I’m curious about the first person who saw an egg drop out of a chicken & said, “I’m going to eat that.”
My wife is going to the hair salon today so for the next few hours I will be practising my reaction.
If you watch Jeopardy backwards it’s about 3 idiots who pay a Canadian to answer a bunch of hidden questions.
[Divorce court]
Judge: The reason you’re divorcing is “he’s annoying?”
Wife: He pronounces “yikes” like “Nike”
J: Baliff, throw him in jail
Exchange student: my village back home still lacks access to clean water
Me: ugh I know how you feel. we’ve needed a Target for like, ever
If you see a woman holding Fifty Shades of Grey, smile and say “congratulations on your first book!”
Do you think Jesus described his hair color as light blonde or summer wheat?
I suspect that the deep state is using nanotechnology to make my underwear tighter and I don’t like it.
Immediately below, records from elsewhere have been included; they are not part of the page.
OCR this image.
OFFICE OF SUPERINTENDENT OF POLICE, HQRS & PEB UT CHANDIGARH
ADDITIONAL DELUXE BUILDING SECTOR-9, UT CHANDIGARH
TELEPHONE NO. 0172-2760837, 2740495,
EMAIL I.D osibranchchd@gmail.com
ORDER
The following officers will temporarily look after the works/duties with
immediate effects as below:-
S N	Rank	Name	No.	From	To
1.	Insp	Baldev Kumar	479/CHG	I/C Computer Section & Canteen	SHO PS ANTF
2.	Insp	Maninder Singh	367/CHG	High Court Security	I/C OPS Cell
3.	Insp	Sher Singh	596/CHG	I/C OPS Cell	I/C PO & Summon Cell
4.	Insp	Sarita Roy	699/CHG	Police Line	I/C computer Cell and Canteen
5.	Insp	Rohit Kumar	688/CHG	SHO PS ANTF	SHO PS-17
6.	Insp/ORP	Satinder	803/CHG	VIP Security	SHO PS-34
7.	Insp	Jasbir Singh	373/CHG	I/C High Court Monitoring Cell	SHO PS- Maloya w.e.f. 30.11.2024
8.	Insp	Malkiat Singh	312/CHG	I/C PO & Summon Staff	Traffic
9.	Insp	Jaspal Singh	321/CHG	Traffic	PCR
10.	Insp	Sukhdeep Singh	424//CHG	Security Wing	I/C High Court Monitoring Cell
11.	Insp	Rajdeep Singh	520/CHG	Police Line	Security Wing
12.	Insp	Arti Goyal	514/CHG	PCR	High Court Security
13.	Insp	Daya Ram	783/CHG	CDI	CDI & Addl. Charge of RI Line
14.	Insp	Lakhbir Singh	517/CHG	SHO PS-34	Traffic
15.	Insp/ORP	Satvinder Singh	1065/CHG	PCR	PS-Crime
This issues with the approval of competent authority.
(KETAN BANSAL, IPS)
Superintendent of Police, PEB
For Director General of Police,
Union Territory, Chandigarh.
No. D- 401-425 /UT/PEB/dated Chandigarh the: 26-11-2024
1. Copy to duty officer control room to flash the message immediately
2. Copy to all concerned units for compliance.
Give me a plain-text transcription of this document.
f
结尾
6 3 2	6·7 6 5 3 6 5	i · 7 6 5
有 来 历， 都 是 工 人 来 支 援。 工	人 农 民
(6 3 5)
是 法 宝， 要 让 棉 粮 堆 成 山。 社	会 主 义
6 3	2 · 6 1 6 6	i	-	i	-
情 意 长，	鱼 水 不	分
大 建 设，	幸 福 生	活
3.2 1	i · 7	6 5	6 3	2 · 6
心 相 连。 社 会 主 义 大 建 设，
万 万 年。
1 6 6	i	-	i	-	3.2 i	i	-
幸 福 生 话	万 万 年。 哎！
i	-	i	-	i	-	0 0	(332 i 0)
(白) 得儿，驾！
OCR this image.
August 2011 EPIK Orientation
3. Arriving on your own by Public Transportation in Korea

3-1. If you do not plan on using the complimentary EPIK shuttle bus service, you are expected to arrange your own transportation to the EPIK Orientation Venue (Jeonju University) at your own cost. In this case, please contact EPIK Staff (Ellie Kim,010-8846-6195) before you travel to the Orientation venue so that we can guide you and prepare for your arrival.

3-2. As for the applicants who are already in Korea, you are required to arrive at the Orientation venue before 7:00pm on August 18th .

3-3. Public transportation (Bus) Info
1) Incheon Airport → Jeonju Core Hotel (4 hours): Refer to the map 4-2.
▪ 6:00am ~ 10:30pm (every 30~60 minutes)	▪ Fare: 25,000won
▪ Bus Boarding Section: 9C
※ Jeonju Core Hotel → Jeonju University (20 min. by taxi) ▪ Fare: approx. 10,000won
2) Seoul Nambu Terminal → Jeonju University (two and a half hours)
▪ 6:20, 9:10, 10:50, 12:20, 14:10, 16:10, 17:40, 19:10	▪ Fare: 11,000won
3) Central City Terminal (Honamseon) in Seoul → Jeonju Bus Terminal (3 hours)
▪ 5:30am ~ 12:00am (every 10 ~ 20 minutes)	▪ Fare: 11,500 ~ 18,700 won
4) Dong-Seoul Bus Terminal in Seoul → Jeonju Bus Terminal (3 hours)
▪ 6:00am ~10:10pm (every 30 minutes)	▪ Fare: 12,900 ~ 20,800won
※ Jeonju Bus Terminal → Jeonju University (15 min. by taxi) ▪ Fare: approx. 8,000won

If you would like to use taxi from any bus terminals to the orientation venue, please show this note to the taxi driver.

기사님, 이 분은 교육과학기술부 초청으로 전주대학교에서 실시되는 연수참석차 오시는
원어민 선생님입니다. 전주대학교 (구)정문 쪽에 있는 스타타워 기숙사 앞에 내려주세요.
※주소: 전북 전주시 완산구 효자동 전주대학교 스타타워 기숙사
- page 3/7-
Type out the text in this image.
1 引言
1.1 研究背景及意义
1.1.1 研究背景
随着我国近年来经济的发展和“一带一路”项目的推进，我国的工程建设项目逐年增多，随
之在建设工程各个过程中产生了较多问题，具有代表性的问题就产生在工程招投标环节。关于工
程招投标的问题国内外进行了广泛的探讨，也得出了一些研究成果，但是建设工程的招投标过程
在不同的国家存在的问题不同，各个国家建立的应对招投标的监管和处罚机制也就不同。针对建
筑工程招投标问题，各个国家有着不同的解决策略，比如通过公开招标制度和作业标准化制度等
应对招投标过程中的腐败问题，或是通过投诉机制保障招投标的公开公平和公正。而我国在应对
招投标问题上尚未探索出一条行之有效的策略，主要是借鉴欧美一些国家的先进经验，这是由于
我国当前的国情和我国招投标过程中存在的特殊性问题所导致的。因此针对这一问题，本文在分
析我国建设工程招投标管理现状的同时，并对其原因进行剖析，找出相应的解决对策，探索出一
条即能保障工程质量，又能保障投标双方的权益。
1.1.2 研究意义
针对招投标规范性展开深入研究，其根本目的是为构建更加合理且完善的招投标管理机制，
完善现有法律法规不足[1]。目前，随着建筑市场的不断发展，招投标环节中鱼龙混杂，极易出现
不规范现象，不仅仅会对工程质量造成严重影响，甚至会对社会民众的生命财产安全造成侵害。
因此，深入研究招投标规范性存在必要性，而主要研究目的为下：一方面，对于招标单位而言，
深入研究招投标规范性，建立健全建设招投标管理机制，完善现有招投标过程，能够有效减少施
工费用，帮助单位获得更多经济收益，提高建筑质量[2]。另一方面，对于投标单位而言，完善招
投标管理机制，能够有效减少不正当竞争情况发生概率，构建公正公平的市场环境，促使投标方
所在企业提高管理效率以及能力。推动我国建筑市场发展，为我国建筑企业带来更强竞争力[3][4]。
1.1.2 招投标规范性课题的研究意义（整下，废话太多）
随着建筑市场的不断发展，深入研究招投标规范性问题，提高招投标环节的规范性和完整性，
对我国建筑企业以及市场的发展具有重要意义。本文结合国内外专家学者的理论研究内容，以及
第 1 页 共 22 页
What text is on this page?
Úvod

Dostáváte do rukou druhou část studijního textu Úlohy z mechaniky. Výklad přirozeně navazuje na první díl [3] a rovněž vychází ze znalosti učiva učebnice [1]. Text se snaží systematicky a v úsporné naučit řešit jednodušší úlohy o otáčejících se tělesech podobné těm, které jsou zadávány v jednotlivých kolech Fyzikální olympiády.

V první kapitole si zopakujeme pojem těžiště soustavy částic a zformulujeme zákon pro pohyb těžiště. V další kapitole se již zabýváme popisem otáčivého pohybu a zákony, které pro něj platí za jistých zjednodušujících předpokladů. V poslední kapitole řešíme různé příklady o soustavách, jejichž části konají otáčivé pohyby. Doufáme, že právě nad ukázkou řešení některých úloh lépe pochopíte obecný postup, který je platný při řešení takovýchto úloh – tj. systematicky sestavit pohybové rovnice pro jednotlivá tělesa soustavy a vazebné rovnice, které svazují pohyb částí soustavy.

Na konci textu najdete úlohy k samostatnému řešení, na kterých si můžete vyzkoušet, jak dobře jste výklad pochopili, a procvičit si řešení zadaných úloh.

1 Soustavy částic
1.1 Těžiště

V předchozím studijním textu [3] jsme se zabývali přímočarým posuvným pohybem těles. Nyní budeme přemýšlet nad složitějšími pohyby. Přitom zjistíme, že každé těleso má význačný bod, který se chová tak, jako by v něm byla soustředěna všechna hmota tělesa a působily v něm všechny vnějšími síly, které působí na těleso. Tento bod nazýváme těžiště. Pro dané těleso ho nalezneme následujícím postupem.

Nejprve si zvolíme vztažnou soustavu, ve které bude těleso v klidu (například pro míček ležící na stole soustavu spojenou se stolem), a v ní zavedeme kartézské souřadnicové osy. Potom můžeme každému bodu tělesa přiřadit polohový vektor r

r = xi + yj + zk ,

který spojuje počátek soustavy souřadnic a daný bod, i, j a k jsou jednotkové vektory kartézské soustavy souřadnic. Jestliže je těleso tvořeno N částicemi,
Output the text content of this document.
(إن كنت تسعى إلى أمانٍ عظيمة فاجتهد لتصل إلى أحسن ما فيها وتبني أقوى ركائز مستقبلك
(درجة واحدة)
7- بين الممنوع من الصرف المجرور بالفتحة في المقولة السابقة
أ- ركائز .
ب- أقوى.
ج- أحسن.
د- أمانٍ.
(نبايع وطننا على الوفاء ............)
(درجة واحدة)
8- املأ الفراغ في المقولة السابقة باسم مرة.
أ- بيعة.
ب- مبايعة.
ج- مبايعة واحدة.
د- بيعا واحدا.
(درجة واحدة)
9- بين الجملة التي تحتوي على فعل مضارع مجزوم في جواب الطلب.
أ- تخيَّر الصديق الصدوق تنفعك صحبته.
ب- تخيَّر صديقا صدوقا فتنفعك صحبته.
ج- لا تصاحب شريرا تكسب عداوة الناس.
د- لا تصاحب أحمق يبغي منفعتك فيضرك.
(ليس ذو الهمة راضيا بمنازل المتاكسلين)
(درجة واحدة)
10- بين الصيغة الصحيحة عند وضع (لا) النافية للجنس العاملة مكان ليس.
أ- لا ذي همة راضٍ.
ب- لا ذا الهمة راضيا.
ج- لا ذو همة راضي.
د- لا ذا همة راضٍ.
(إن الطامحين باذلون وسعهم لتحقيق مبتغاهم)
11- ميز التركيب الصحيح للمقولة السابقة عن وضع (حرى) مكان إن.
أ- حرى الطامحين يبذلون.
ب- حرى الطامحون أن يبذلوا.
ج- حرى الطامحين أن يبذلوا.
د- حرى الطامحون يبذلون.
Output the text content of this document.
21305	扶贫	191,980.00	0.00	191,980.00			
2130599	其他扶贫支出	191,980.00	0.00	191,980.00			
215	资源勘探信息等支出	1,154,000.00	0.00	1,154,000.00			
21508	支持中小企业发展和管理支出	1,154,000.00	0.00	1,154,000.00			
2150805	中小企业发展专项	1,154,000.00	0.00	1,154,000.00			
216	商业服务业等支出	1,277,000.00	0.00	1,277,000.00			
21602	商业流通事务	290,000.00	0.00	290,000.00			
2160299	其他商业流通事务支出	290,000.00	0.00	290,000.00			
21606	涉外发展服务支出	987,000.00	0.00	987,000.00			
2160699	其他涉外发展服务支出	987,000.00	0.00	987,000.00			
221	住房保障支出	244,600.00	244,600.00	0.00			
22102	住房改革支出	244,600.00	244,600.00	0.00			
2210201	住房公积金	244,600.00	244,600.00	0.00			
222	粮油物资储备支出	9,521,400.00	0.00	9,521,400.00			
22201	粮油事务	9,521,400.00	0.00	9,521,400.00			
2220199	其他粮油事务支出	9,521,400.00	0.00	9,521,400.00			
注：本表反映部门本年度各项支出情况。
Received this car text from my wife, and I quote: “Hey Siri text I am on my way mommy mommy mommy HOLD ON!”
I’m not smiling because I like you, I’m smiling because I’m imagining a piano landing on your head.
I do my best yoga when I’m trying to reach an M&M that rolled under my desk.
[first day as a hairdresser]
customer: can you take off a foot?
me: *sharpening axe* no problem
Clerk at Lowes handed me my receipt and I said, “Have a good day.” He responded, “Have an even better day,” and now it’s a god damned contest.
WIFE: this cheese goes hard
ME: hell yeah it does
WIFE: no i mean you have to put it back in the packet
Rose petals? Next time scatter something I can eat.
Daughter: *calling up the steps
Dad you almost ready?…We’re going to be late for my college orientation.
Me: *appears wearing just a toga
All set.
My 10 yr old got an F for his Accelerated Reader grade.
Me, “How did you make an F?!”
10, “Why do you say that so angrily? Maybe F means Fantastic. Maybe First place? Maybe Phenomenal.”So close, kid. So. Close.
Dear people filming disasters : You need to zoom out before running for your lives.
Nobody likes blurry footage, you selfish animals.